E. Reorientasi Makna Sunnah
Secara bahasa sunnah berasal dari akar kata sanna yang terdiri dari tiga huruf sin, dan dua huruf nun. Akar kata ini merujuk kepada makna “perjalanan”. Dari akar kata ini diperoleh kata sunnah yang memiliki kesesuaian makna dengan makna dasar yaitu sebagai “suatu perjalanan hidup (sirah)”. Pada perkembangan selanjutnya kata sunnah dalam terminologi syariah seringkali dibatasi pemaknaannya hanya sebagai perkataan, perbuatan, dan keputusan Nabi Muhammad. Pemaknaan inilah yang umumnya dikenal oleh para akademisi Islam saat ini. Makna sunnah yang terbatas hanya pada tiga perkara ini menghasilkan cara pandang yang sempit akan hakikat sunnah itu sendiri. Akibatnya, kesimpulan tentang bagaimana model dakwah yang ideal juga akan terbatas hanya pada tiga perkara ini saja. Pemaknaan sunnah sebagai perkataan, perbuatan, dan keputusan Nabi Muhammad sejatinya adalah pemaknaan sunnah oleh para sarjana ushul fiqh. Hal ini mengingat orientasi bidang kajian mereka adalah kesimpulan hukum Islam. Oleh karena itu mereka membatasi sumber hukum yang mereka kaji hanya pada tiga hal ini saja. Berbeda halnya dengan para sarjana hadis, mereka menyatakan bahwa sunnah adalah segala hal yang disandarkan kepada Nabi Muhammad baik itu perkataan, perbuatan, keputusan, sifat perangai, ciri fisik maupun perjalanan hidup. Dapat dilihat bahwa pemaknaan sunnah oleh para sarjana hadis lebih luas jika dibandingkan pemaknaan para sarjana ushul fiqh. Pemaknaan para sarjana hadis ini memiliki kesesuaian sekaligus mencakup di dalamnya makna sunnah secara bahasa yaitu “perjalanan hidup”. Perjalanan hidup Nabi Muhammad, bagaimanapun juga, dapat dianggap sebagai personifikasi dari dakwah Islam sebab Nabi merupakan tokoh paling sentral dalam sejarah Islam itu sendiri. Dalam hal ini, sejarah Islam terkait dakwah perlu dilihat sebagai sebuah proses historis dengan kronologi yang khas di mana Islam memberikan perhatian yang sangat besar kepada aspek-aspek kemanusiaan melalui ajaran-ajaran Zakat, shadaqah, dan melalui perbuatan- perbuatan Nabi yang menunjukkan keberpihakannya pada kelompok minoritas dan tertindas di eranya.

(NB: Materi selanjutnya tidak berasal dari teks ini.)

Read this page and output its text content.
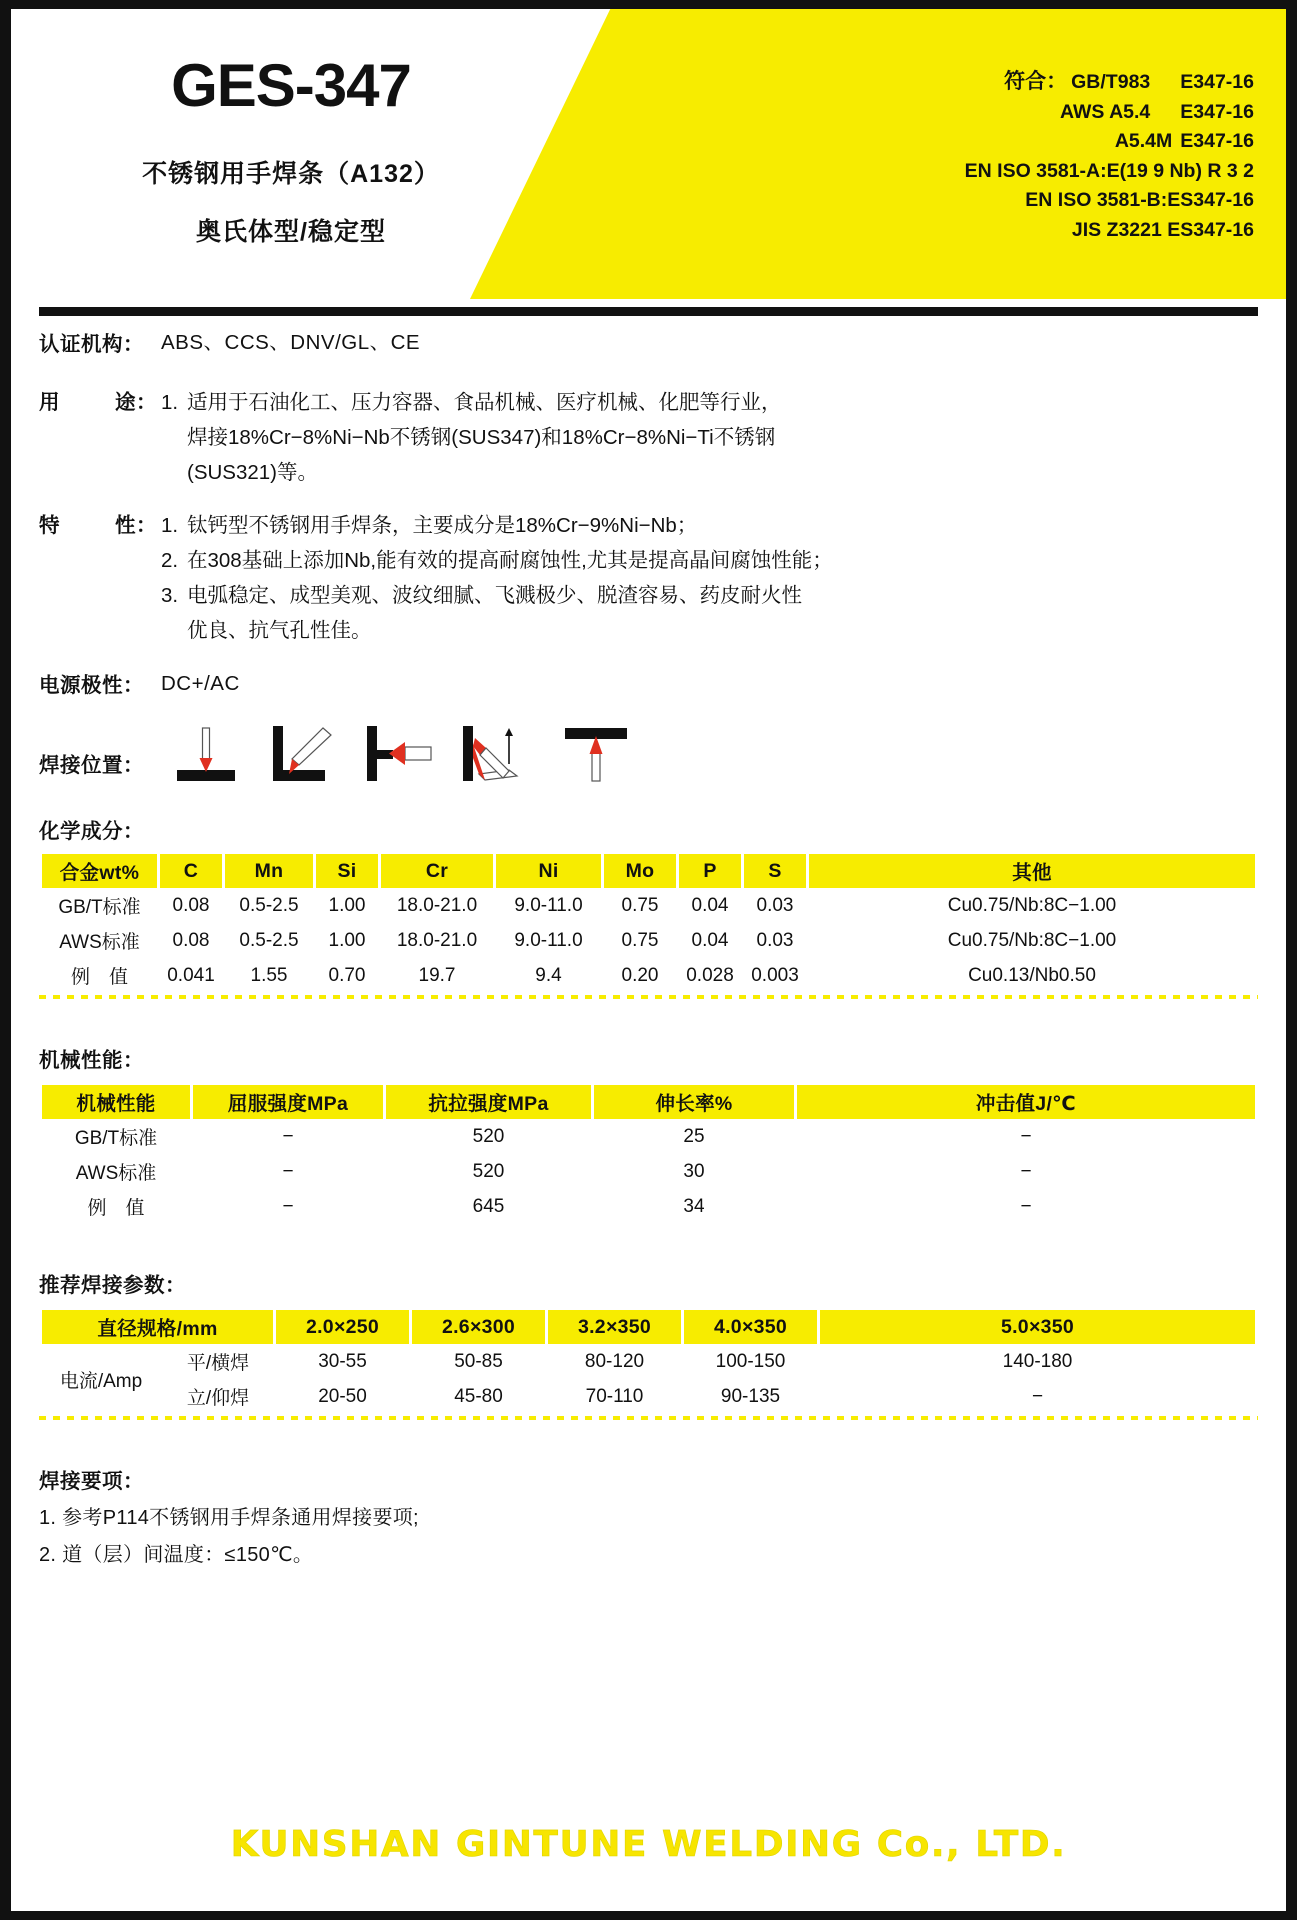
GES-347
不锈钢用手焊条（A132）
奥氏体型/稳定型
符合： GB/T983 E347-16
AWS A5.4 E347-16
A5.4M E347-16
EN ISO 3581-A:E(19 9 Nb) R 3 2
EN ISO 3581-B:ES347-16
JIS Z3221 ES347-16
认证机构： ABS、CCS、DNV/GL、CE
用	途： 1. 适用于石油化工、压力容器、食品机械、医疗机械、化肥等行业，
焊接18%Cr−8%Ni−Nb不锈钢(SUS347)和18%Cr−8%Ni−Ti不锈钢
(SUS321)等。
特	性： 1. 钛钙型不锈钢用手焊条，主要成分是18%Cr−9%Ni−Nb；
2. 在308基础上添加Nb,能有效的提高耐腐蚀性,尤其是提高晶间腐蚀性能；
3. 电弧稳定、成型美观、波纹细腻、飞溅极少、脱渣容易、药皮耐火性
优良、抗气孔性佳。
电源极性： DC+/AC
焊接位置：
化学成分：
合金wt%	C	Mn	Si	Cr	Ni	Mo	P	S	其他
GB/T标准	0.08	0.5-2.5	1.00	18.0-21.0	9.0-11.0	0.75	0.04	0.03	Cu0.75/Nb:8C−1.00
AWS标准	0.08	0.5-2.5	1.00	18.0-21.0	9.0-11.0	0.75	0.04	0.03	Cu0.75/Nb:8C−1.00
例　值	0.041	1.55	0.70	19.7	9.4	0.20	0.028	0.003	Cu0.13/Nb0.50
机械性能：
机械性能	屈服强度MPa	抗拉强度MPa	伸长率%	冲击值J/℃
GB/T标准	−	520	25	−
AWS标准	−	520	30	−
例　值	−	645	34	−
推荐焊接参数：
直径规格/mm		2.0×250	2.6×300	3.2×350	4.0×350	5.0×350
电流/Amp	平/横焊	30-55	50-85	80-120	100-150	140-180
	立/仰焊	20-50	45-80	70-110	90-135	−
焊接要项：
1. 参考P114不锈钢用手焊条通用焊接要项;
2. 道（层）间温度：≤150℃。
KUNSHAN GINTUNE WELDING Co., LTD.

F. Memahami Hadis dalam Sistem Pengetahuan Masyarakat Islam
Hadis merupakan sumber kedua dalam Islam setelah al-Qur’an. Pada masa Rasulullah, hadis melekat dalam memori para sahabat dan belum banyak ditulis, bahkan di awal-awal wahyu, hadis dilarang untuk dicatat karena khawatir bercampur dengan al-Qur’an. Para sahabat merupakan penyambung lidah Rasulullah. Banyak diantara mereka yang mendengar berbagai hal secara langsung dari Rasulullah. Bahkan Umar bin Khattab secara bergantian dengan tetangganya menghadiri majlis nabi Saw. Namun banyak diantara sahabat yang tidak menulisnya karena disamping ada larangan, alat-alat pendukung tulis menulis pada saat itu masih belum banyak, dan yang paling utama adalah bahwa pada umumnya masyarakat masih belum melek tulisan serta kuatnya tradisi hafalan mereka. Pada masa khulafaur Rasyidin, sebenarnya sudah mulai tampak kebutuhan akan hadis, terutama pada masalah-masalah yang khalifah sendiri tidak tahu dan belum mendapatkannya secara langsung dari Rasulullah. Namun hal itu masih sangat minim sekali, dan hanya terbatas pada ketidaktahuan sahabat pada satu kasus yang pernah ada di masa Rasulullah, tapi kemudian diselesaikan oleh sahabat yang lain yang menyaksikannya secara langsung pada masa Rasul. Perkembangan Islam yang semakin pesat pada masa Umar bin Khattab membuat perkembangan meniscayakan perlunya tenaga pengajar agama, penyambung lidah Rasulullah serta penyampai petuah-petuah Rasulullah mengenai berbagai hal yang terkait dengan kehidupan manusia.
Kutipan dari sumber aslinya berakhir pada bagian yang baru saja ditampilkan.